Nascido em Castedo do Douro, em pleno coração duriense, a 30 de Abril de 1931, iniciou a actividade literária com o livro de poesia Sonhos do meu anjo, publicado em 1951. Ao longo de 56 anos de carreira dedicada à escrita, publicou mais de 50 livros em nome próprio, abraçando géneros tão diversos como a poesia, o teatro, a ficção e o ensaio, dedicando-se em paralelo ao estudo apurado e divulgação das tradições populares portuguesas. As suas raízes transmontano-durienses e a ligação à terra que o viu nascer, “o Paraíso do vinho e do suor“, são presença incontornável em toda a sua obra.

Colaborou em jornais e revistas de todo o país, co-fundou as publicações Setentrião, Tellus e Nordeste Cultural, participou em programas televisivos, radiofónicos e conferências, contribuiu com textos para várias antologias, colectâneas e manuais escolares, prefaciou livros.
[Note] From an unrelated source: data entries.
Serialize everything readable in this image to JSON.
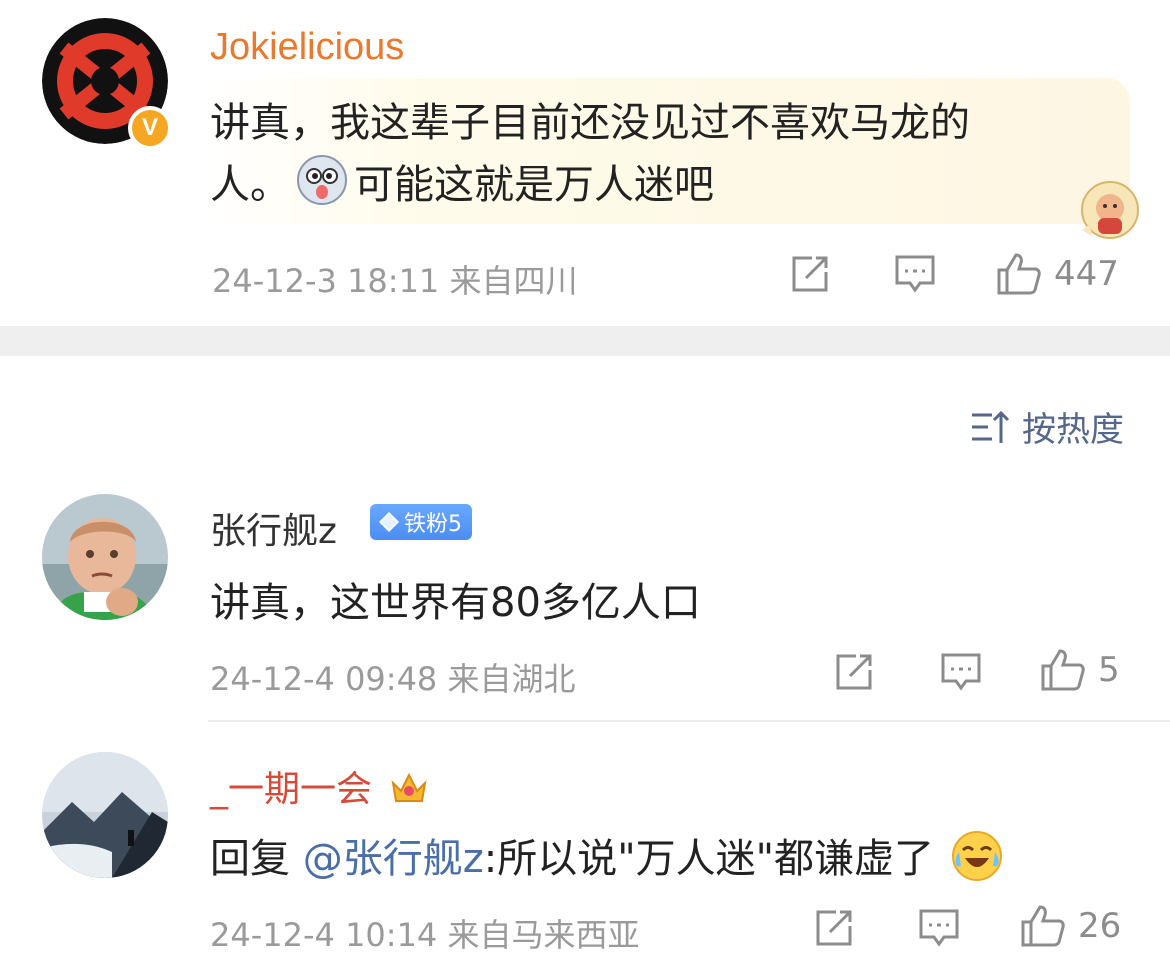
{
  "post": {
    "username": "Jokielicious",
    "verified_badge": "V",
    "text_line1": "讲真，我这辈子目前还没见过不喜欢马龙的",
    "text_line2_prefix": "人。",
    "text_line2_suffix": "可能这就是万人迷吧",
    "inline_emoji": "dog-face-emoji",
    "sticker": "cartoon-character-sticker",
    "meta": "24-12-3 18:11  来自四川",
    "like_count": "447",
    "accent_color": "#e8792e"
  },
  "sort": {
    "label": "按热度",
    "icon": "sort-icon"
  },
  "comments": [
    {
      "username": "张行舰z",
      "badge": "铁粉5",
      "text": "讲真，这世界有80多亿人口",
      "meta": "24-12-4 09:48  来自湖北",
      "like_count": "5"
    },
    {
      "username": "_一期一会",
      "badge_icon": "crown-icon",
      "text_prefix": "回复",
      "mention": "@张行舰z",
      "text_suffix": ":所以说\"万人迷\"都谦虚了",
      "trailing_emoji": "laugh-cry-emoji",
      "meta": "24-12-4 10:14  来自马来西亚",
      "like_count": "26"
    }
  ],
  "colors": {
    "mention": "#4a6ea8",
    "badge_blue": "#4b8df2",
    "separator": "#efefef"
  }
}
Alguns dos seus poemas foram cantados, no período pré 25 de Abril, por Francisco Fanhais, Adriano Correia de Oliveira, Manuel Freire e, mais recentemente, interpretados pelos Xícara, Rui Spranger, Blandino e Rui David.

No campo da intervenção sociocultural dirigiu, a nível distrital, instituições como o F.A.O.J. (Fundo de Apoio aos Organismos Juvenis) e o I.N.A.T.E.L. (Instituto Nacional de Aproveitamento dos Tempos Livres), fundou e co-fundou o Centro Cultural Regional de Vila Real (C.C.R.V.R.) e A.N.A.S.C. (Associação Nacional dos Animadores Socioculturais), respectivamente. Como Presidente do C.C.R.V.R., promoveu cinco encontros de escritores e jornalistas de Trás-os-Montes e Alto Douro e impulsionou a realização de vários encontros de jogos populares em Portugal e no estrangeiro.

Diplomado em Teologia pelo Seminário de Santa Clara de Vila Real e Licenciado em Filosofia pela Universidade do Porto, António Cabral exerceu actividade de docente nesta cidade desde 1961 até 2007, no ensino particular, secundário e Magistério Primário, com um breve interregno entre 1988 e 1991, anos em que se dedicou à investigação de jogos populares e ludoteoria como bolseiro do Ministério da Educação.

Foi agraciado com as medalhas de prata de mérito municipal pelas autarquias de Alijó (1985) e Vila Real (1990).

António Cabral faleceu em Vila Real, vítima de doença cardíaca, a 23 de Outubro de 2007. Tinha 76 anos de idade. Nesse mesmo ano de 2007 publicou o livro de poesia O rio que perdeu as margens e deixou no prelo A tentação de Santo Antão, prémio nacional de poesia Fernão Magalhães Gonçalves.